Fuelled by buttered scones, high jinks and an inquisitive spirit, the Kerrygold Ballymaloe Literary Festival of Food and Wine welcomes authors, speakers and eaters to a very foodie corner of Cork. This year, between 15 and 17 May, London chefs clinked glasses with seashore foragers, children learned how to make butter by shaking up cream in jam jars, men in white wellies made mozzarella in front of an expectant crowd and there were discussions on everything from creative food writing to the post-pub snacks favoured by drinkers in parts of China.
LitFest is the brainchild of the Allen family, whose Ballymaloe House hotel and neighbouring cookery school have famously advanced the cause of good, simple Irish food at home and around the world.
Begun three years ago, the festival takes over the grounds of the hotel. The evocatively named Big Shed is rammed with food stalls and live events, there are panel discussions in The Grainstore, and visitors can wander through the walled kitchen garden that produces much of the food for the Ballymaloe table.
Down the road at the Cookery School, itself set on a working farm, the demonstration kitchens hosted cookery sessions with April Bloomfield from The Spotted Pig in New York, chef and food writer Allegra McEvedy, Leylie Hayes and Hugo Arnold of Avoca and Danish star chef Christian Puglisi. Alice Waters, the proprietor of California’s Chez Panisse and founder of the Edible Schoolyard project, opened the festival.

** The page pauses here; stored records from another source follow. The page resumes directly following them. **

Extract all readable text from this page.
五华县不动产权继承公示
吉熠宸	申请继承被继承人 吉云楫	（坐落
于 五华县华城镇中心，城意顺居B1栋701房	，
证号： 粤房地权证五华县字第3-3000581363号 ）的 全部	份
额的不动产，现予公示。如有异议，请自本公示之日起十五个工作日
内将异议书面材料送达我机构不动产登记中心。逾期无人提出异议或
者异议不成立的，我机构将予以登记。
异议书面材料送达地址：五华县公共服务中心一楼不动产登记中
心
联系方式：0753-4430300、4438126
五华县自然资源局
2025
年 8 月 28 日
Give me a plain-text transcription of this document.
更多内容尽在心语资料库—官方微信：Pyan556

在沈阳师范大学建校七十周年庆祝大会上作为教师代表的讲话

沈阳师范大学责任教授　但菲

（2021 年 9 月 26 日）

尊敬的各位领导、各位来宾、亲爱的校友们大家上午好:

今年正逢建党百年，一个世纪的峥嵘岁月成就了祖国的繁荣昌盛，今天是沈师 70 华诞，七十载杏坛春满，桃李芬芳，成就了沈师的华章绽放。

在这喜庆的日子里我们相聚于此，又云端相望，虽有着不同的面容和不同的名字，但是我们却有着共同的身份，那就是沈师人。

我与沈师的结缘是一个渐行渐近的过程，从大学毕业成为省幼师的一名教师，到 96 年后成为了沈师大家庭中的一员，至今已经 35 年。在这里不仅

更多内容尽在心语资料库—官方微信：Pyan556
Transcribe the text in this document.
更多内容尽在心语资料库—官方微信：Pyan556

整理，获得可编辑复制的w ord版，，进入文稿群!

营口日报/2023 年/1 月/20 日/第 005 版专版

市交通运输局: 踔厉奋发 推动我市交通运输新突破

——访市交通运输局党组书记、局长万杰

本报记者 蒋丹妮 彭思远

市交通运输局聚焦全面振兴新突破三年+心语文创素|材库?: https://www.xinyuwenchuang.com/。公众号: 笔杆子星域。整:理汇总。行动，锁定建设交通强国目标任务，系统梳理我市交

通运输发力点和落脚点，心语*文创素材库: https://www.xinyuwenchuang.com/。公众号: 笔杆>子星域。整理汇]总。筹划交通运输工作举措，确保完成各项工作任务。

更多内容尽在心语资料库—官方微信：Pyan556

The partnership between Kerrygold and Ballymaloe is a natural one, not least because Kerrygold butter is used throughout the hotel and cookery school. Set in the middle of the Irish countryside, within striking distance of some of Kerrygold’s greenest farms (like the McCarthy farm at Ballymacredmond), LitFest aims to celebrate good food in all its forms – including in a green and gold wrapper.